Australian sportsman suing sporting body for over $2.5 million

A national sportsman is taking legal action against his former employer over claims that he was underpaid by around $1.6 million while injured. HC speaks to an expert in employment law about employers’ obligations following injury.

It seems that even millionaires aren’t immune to being underpaid.

Stuart MacGill – former test spinner for the Australian cricket team – is suing Cricket Australia for over $2.6 million, The Canberra Times reported last week.

The cricketer filed his case with the Victorian Supreme Court on Monday, claiming that Cricket Australia failed to pay him over $1.6 million in match payments and prize money.

MacGill, who retired in 2008, is also seeking alost $1 million in interest and costs.

He reportedly claimed that the organisation neglected to pay him injury payments from a two year period in 2008 during which he was physically unable to play.
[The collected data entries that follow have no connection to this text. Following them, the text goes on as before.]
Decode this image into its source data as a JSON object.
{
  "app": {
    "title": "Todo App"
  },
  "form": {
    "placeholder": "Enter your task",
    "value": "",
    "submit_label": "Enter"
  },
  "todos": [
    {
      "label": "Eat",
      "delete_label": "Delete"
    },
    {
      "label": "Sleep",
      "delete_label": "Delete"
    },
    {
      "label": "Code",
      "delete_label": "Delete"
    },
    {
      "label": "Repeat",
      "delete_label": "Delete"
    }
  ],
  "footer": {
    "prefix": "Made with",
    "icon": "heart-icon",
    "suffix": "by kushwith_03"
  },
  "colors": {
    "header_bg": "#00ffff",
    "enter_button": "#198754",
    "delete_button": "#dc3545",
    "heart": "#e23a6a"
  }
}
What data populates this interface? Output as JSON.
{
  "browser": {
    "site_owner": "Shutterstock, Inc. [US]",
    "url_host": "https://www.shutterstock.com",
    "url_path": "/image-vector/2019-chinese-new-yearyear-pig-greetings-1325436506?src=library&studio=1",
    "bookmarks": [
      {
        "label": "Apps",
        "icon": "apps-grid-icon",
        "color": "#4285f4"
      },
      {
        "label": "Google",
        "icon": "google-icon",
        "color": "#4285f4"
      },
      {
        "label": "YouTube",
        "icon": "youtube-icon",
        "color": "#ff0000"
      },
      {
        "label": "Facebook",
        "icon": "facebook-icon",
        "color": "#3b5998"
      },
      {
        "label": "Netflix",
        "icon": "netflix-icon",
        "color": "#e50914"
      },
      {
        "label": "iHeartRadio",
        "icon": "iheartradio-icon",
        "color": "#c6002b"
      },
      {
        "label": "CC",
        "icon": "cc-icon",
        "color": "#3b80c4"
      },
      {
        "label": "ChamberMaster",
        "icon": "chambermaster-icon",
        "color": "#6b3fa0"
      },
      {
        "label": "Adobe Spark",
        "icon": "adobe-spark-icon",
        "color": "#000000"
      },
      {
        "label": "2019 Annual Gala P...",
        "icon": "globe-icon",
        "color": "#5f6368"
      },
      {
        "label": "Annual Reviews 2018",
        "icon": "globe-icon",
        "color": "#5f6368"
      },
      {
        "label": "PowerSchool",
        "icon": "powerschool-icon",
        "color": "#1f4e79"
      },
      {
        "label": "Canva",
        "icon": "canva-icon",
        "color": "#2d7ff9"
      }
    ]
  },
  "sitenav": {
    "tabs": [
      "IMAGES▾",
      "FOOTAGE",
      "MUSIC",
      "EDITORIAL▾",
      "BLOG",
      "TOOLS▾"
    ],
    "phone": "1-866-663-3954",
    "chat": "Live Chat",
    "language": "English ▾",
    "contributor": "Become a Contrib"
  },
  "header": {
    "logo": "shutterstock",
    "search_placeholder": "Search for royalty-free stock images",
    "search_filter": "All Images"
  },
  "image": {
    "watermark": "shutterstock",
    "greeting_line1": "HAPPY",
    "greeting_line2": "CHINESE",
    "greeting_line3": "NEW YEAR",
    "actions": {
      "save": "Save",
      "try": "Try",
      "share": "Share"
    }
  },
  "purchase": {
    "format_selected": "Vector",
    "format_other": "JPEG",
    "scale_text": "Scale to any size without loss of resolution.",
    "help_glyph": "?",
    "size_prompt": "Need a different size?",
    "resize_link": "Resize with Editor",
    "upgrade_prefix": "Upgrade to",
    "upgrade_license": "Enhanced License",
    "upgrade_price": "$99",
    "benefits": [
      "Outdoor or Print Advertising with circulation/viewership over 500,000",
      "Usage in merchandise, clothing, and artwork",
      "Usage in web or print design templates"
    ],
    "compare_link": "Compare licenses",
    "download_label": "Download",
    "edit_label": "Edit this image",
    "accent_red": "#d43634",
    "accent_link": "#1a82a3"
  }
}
The total amount of $1,640,890 MacGill seeks is allegedly owed from:
·         tour payments for 15 away test matches ($846,090)
·         tour payments for 11 home game test matches ($140,800)
·         retainer payments at $297,000 for 52 weeks
·         retainer payments at $333,000 for 52 weeks
·         prize money for nine Test series at $27,000

MacGill said that he entered into a one year contract with Cricket Australia annually from 1998 to 2007. He alleged that ordinarily when injury prevented him from playing, Cricket Australia would continue to pay him in accordance with their player injury policy.  

According to MacGill’s writ, he was advised to return home by Cricket Australia after officials were told of the severity of his injuries.

MacGill claimed that following the organisation’s failure to pay him his full entitlements – which he was owed contractually – he tried to negotiate, but Cricket Australia allegedly denied liability. MacGill claims that the cricketing body also denied referring the issue for mediation, leading him to take legal action.

Greg Doran, director at Nevett Ford, told HC that the trial will be a breach of contract case.

“How likely MacGill will succeed in his case depends on the evidence he calls in support of his allegations,” he said.

Doran outlined employers’ obligations in terms of illness or injury leave.

“Under the National Employment Standards in the Fair Work Act, employers which are subject to the Act are obliged to provide ten days’ paid leave per year to deal with injury or illness of the employee or for an employee to care for someone in the employee’s immediate family or household who is ill or injured,” he said. “This leave must be supported by an appropriate medical certificate.”

He also told HC where these obligations end.

“Outside of that, employers do not have an obligation to pay employees who are injured or ill indefinitely,” he explained. “If the employee was injured or became ill as a result of an incident arising out of employment, worker compensation legislation then applies and the employee may be entitled to payments of weekly compensation during the period of absence from work. These benefits under legislation cannot be contracted away.”